Mais, pourquoi la FLA a-t-eIle finalement été adoptée ? Quel concours de circonstances a conduit à l’adoption de cette loi démocratique progressiste ? Quels enseignements peut-on en tirer ?

Pour comprendre l’arène politique dans laquelle les féministes se trouvent engagées à Fidji, une connaissance de base des contextes politiques est nécessaire. Comme dans la plupart des pays, les femmes de Fidji se définissent non pas uniquement par leur sexe, mais aussi par de nombreuses influences et les interactions entre celles-ci. Dans les îles Fidji, comptent au nombre de ces influences les conséquences de la colonisation et des politiques des anciens maîtres coloniaux (la politique des Britanniques consistant à diviser pour mieux régner, notamment), la perte de la démocratie et la vulnérabilité au phénomène du cycle des coups d’État, les classes socio-économiques, l’appartenance ethnique, la pauvreté, le fondamentalisme religieux et l’identité raciale. Cela n’est pas sans poser des problèmes ardus, parfois insurmontables, pour les femmes qui tentent de se mobiliser autour d’un programme féministe.

Deux bouleversements politiques majeurs, des coups d’État apparemment racistes, et la perte de la démocratie en 1987 et en 2000 ont fait dérailler les progrès des féministes et ont soulevé des questions de priorité entre les campagnes pour l’égalité des sexes et d’action politique en période d’instabilité.

La société civile est parvenue, dans les tribunaux, à contrer la tentative d’abrogation de la Constitution de 1997 et, à la fin 2001, la primauté du droit est progressivement rétablie dans le pays dont la constitution reste intacte après les élections de septembre 2001. La Constitution de 1997 continue de pourvoir à l’application des droits coutumiers dans le règlement des différends et les affaires de propriété foncière traditionnelle.

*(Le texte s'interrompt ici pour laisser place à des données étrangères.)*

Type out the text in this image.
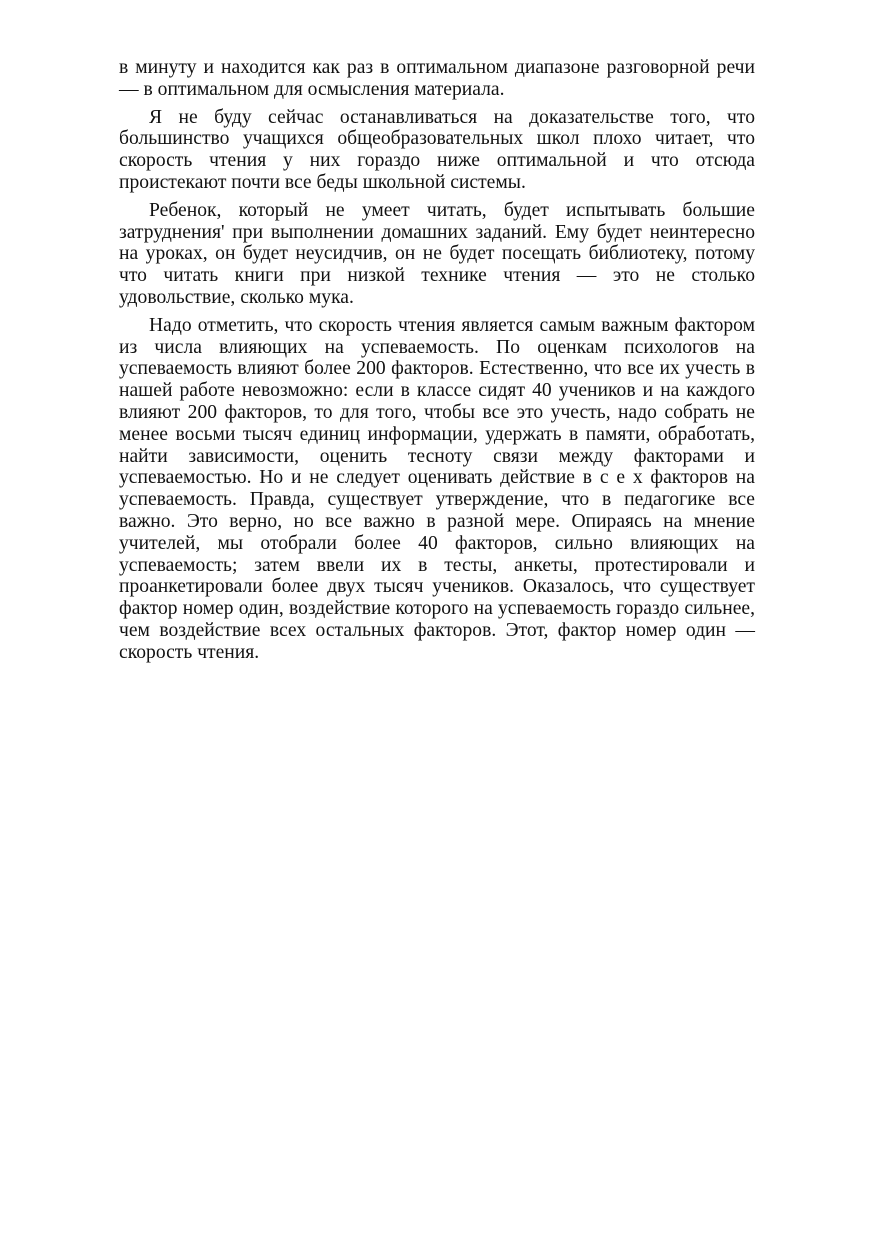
в минуту и находится как раз в оптимальном диапазоне разговорной речи — в оптимальном для осмысления материала.

Я не буду сейчас останавливаться на доказательстве того, что большинство учащихся общеобразовательных школ плохо читает, что скорость чтения у них гораздо ниже оптимальной и что отсюда проистекают почти все беды школьной системы.

Ребенок, который не умеет читать, будет испытывать большие затруднения' при выполнении домашних заданий. Ему будет неинтересно на уроках, он будет неусидчив, он не будет посещать библиотеку, потому что читать книги при низкой технике чтения — это не столько удовольствие, сколько мука.

Надо отметить, что скорость чтения является самым важным фактором из числа влияющих на успеваемость. По оценкам психологов на успеваемость влияют более 200 факторов. Естественно, что все их учесть в нашей работе невозможно: если в классе сидят 40 учеников и на каждого влияют 200 факторов, то для того, чтобы все это учесть, надо собрать не менее восьми тысяч единиц информации, удержать в памяти, обработать, найти зависимости, оценить тесноту связи между факторами и успеваемостью. Но и не следует оценивать действие в с е х факторов на успеваемость. Правда, существует утверждение, что в педагогике все важно. Это верно, но все важно в разной мере. Опираясь на мнение учителей, мы отобрали более 40 факторов, сильно влияющих на успеваемость; затем ввели их в тесты, анкеты, протестировали и проанкетировали более двух тысяч учеников. Оказалось, что существует фактор номер один, воздействие которого на успеваемость гораздо сильнее, чем воздействие всех остальных факторов. Этот, фактор номер один — скорость чтения.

La Constitution de 1997 établit une Commission des droits humains qui a pour mission de sensibiliser le public au contenu de la Déclaration des droits et de faire des recommandations au gouvernement en matière de respect des droits humains.

Remarquable, cette constitution est tournée vers l’avenir et offre aux femmes une égalité de droits sans précédent. Le FWRM, en synergie avec d’autres organisations, a mené une longue et âpre campagne pour introduire l’article 38 de la Constitution, qui protège les femmes de la discrimination fondée sur le sexe, la situation de famille et l’orientation sexuelle.

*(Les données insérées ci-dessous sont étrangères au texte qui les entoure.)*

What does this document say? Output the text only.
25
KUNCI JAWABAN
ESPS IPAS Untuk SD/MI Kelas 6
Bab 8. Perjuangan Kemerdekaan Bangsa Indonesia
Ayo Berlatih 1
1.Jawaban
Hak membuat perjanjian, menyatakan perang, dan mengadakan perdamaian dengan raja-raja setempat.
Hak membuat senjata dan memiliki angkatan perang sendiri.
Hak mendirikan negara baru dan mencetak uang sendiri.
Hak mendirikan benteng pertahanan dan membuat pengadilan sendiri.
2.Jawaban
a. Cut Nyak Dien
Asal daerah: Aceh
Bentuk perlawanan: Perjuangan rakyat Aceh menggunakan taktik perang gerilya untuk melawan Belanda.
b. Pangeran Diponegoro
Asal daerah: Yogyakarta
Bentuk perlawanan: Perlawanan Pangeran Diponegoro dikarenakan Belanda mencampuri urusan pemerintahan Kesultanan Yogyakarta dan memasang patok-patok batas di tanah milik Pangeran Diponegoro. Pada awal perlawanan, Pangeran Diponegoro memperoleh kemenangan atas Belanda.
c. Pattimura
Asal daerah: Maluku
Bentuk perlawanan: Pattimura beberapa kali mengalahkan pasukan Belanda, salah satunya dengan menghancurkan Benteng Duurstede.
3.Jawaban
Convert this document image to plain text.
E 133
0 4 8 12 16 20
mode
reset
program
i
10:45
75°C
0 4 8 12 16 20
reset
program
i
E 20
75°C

C’est en 1874 que les chefs fidjiens cèdent la souveraineté des îles Fidji à la reine Victoria pour mettre fin aux conflits territoriaux entre royaumes rivaux. En 1879, les Britanniques commencent à importer une main-d’œvre indienne destinée aux plantations de canne à sucre. À l’indépendance, en 1970, la population compte quasiment autant de Fidjiens d’origine indienne que de Fidjiens de souche. Aujourd’hui, 20 % des Indo-Fidjiens sont musulmans (ils représentent 10 % d’une population totale d’environ 850 000 habitants) et les autres sont pour la plupart hindous, bien qu’un petit nombre d’Indo-Fidjiens se soient convertis au christianisme. La plupart des Fidjiens de souche sont des chrétiens de l’Église méthodiste.

Après la crise de 2000, à l’occasion de laquelle plus de 20 personnes trouvent la mort, l’industrie du tourisme s’effondre : 7 000 personnes perdent leur emploi. Dans un pays de 850 000 habitants, de tels événements ont des conséquences catastrophiques sur l’économie et la population. La pauvreté est un problème majeur à Fidji. Selon le rapport mondial sur le développement humain 2004 du PNUD, 31 % de la population vit dans la pauvreté.

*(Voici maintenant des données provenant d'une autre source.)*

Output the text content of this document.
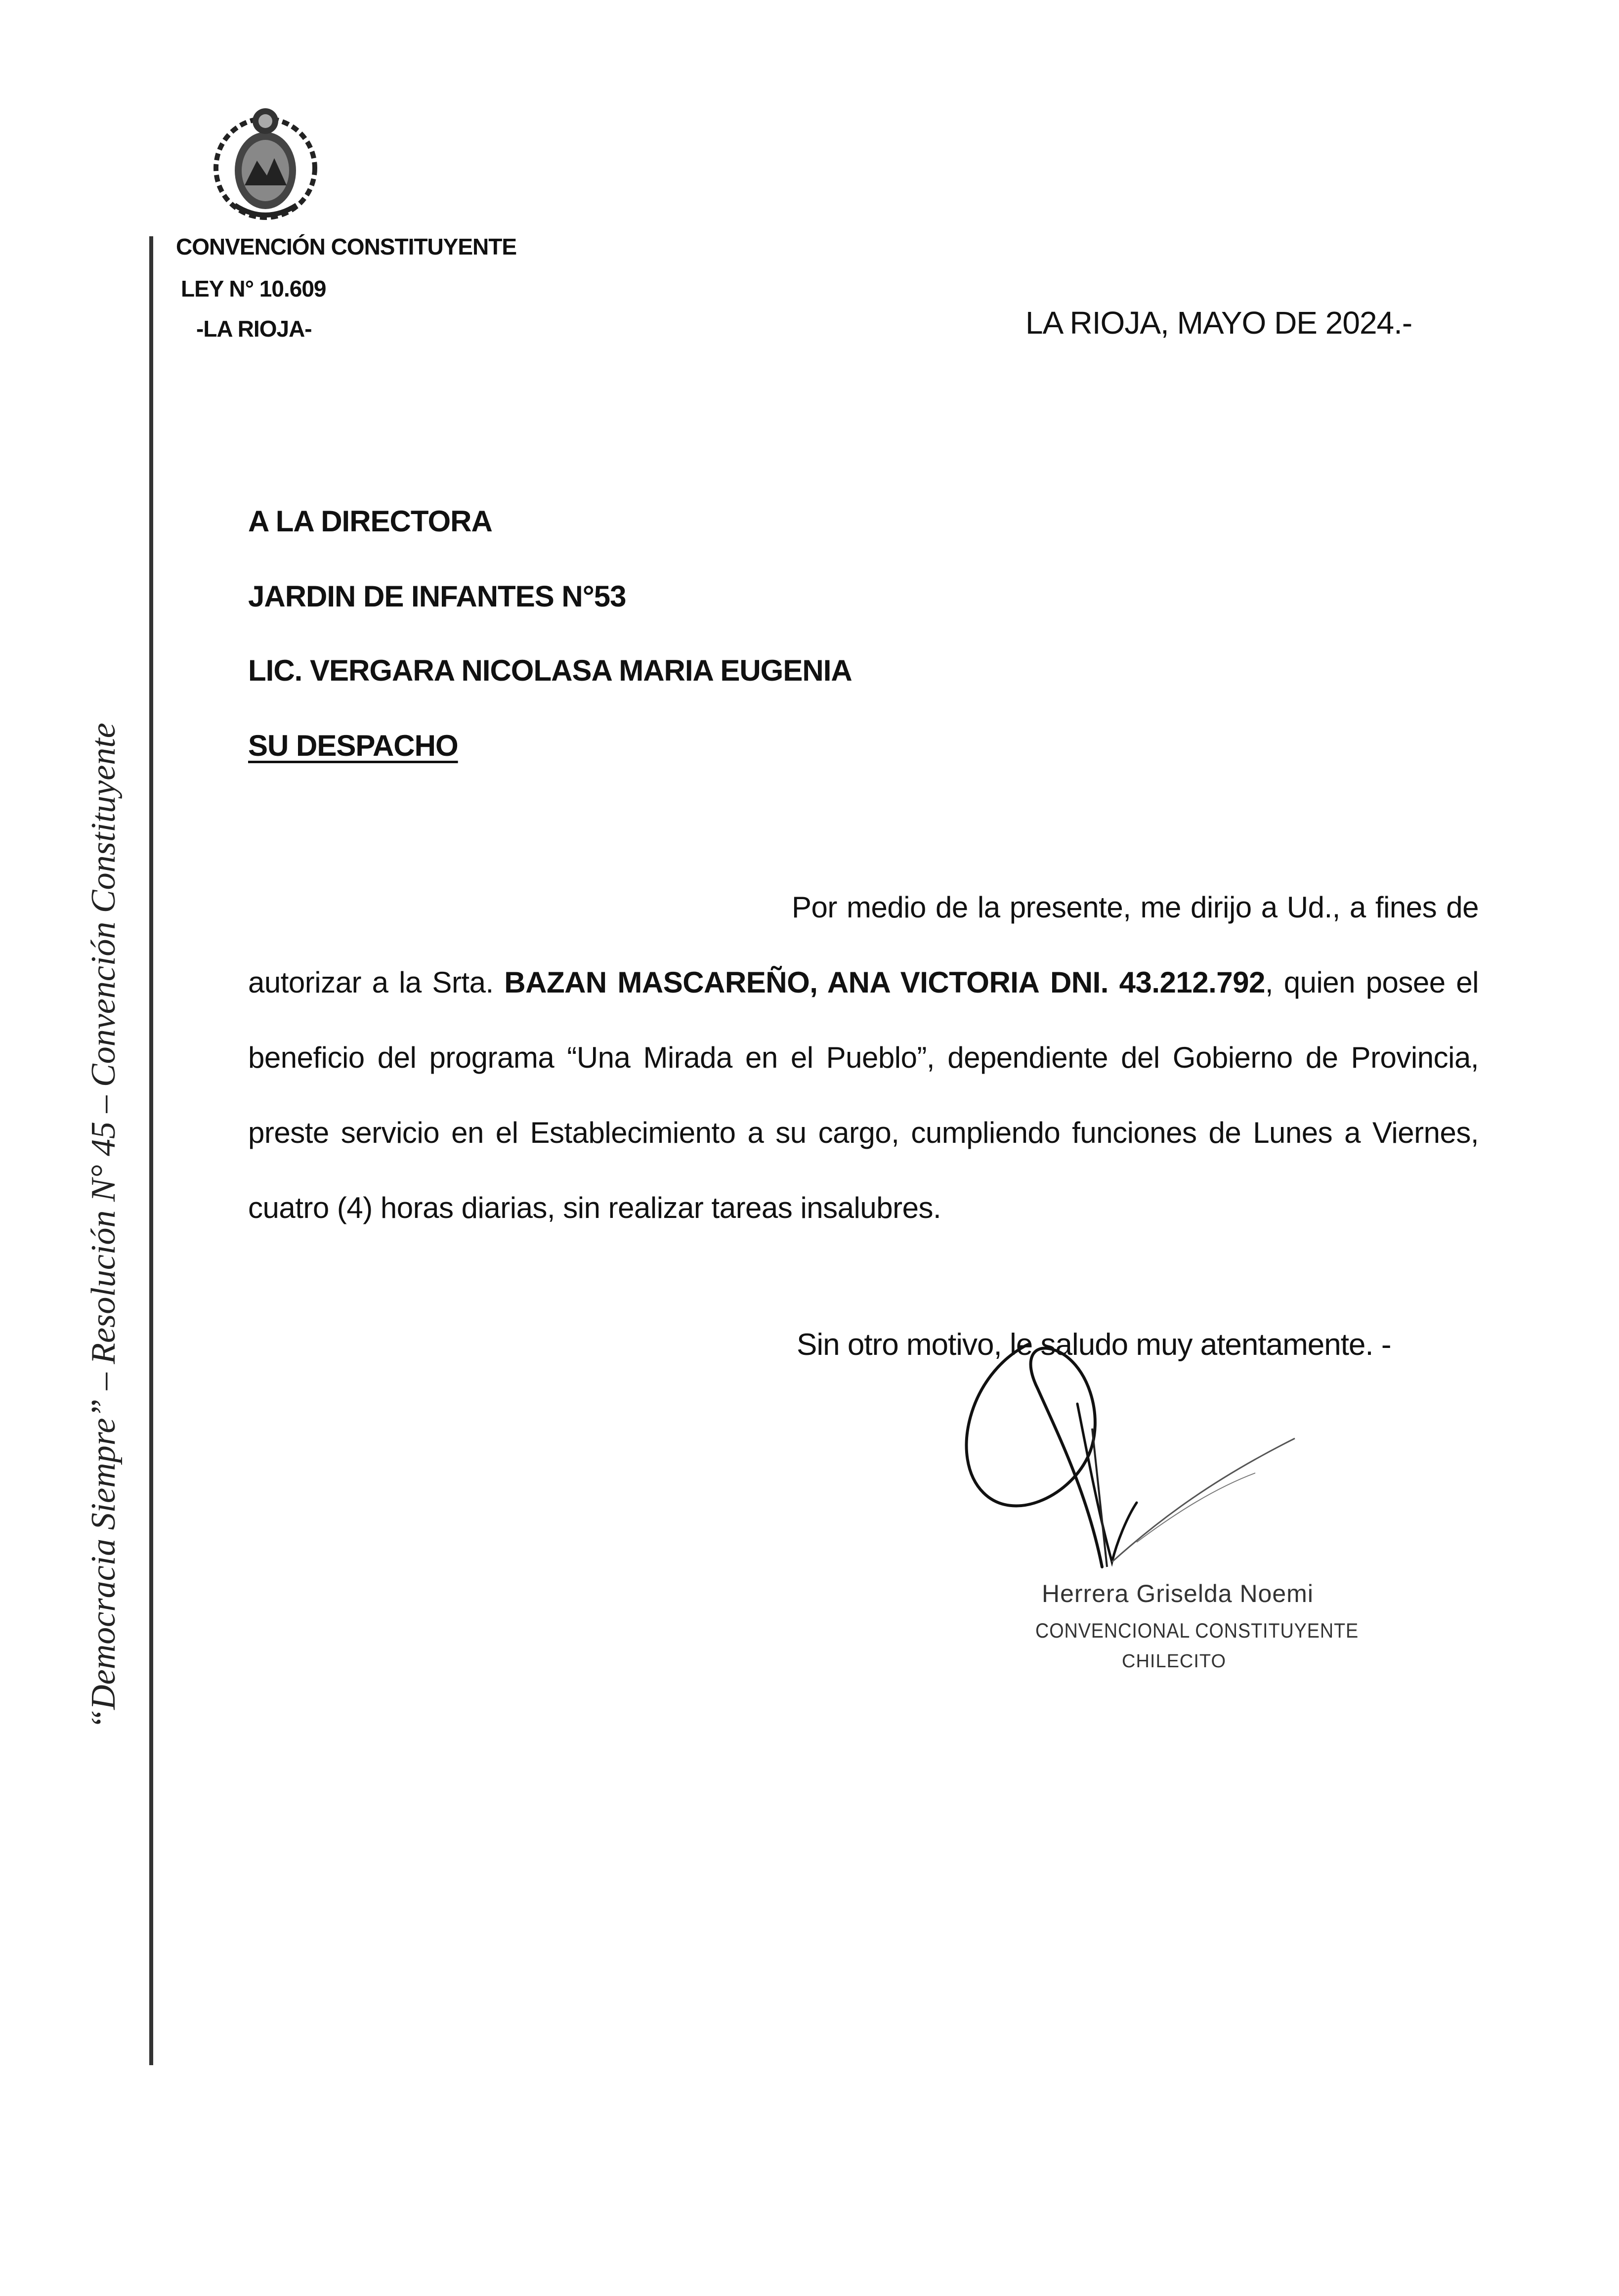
CONVENCIÓN CONSTITUYENTE
LEY N° 10.609
-LA RIOJA-	LA RIOJA, MAYO DE 2024.-
“Democracia Siempre” – Resolución N° 45 – Convención Constituyente
A LA DIRECTORA
JARDIN DE INFANTES N°53
LIC. VERGARA NICOLASA MARIA EUGENIA
SU DESPACHO
Por medio de la presente, me dirijo a Ud., a fines de autorizar a la Srta. BAZAN MASCAREÑO, ANA VICTORIA DNI. 43.212.792, quien posee el beneficio del programa “Una Mirada en el Pueblo”, dependiente del Gobierno de Provincia, preste servicio en el Establecimiento a su cargo, cumpliendo funciones de Lunes a Viernes, cuatro (4) horas diarias, sin realizar tareas insalubres.
Sin otro motivo, le saludo muy atentamente. -
Herrera Griselda Noemi
CONVENCIONAL CONSTITUYENTE
CHILECITO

La révision constitutionnelle de 1997 accorde les mêmes droits aux Fidjiens de souche et aux Indo-Fidjiens, mais les sièges sont alloués en fonction de la race.

Il est également dit que « la prééminence des intérêts des Fidjiens, comme principe de protection, continue de s’appliquer pour garantir la non-subordination des intérêts de la communauté fidjienne aux intérêts d’autres communautés. »

Au moment de la rédaction du présent document (juillet 2005), il règne une relative stabilité et la primauté du droit est dans l’ensemble respectée. Nombre des individus coupables de trahison ou d’infractions liées au coup d’État de 2000 purgent une longue peine de prison.

Répercussions sur les militantes des droits des femmes

À la fin 2001, le Citizens Constitutional Forum (CCF, forum constitutionnel des citoyens), une ONG véhémente de défense des droits humains, se voit retirer son agrément pour avoir contesté la légalité du gouvernement et l’État menace de retirer l’agrément de toute autre ONG qui refuserait de se mettre au pas. Les ONG de femmes militantes sont sans défense face à un tel procédé.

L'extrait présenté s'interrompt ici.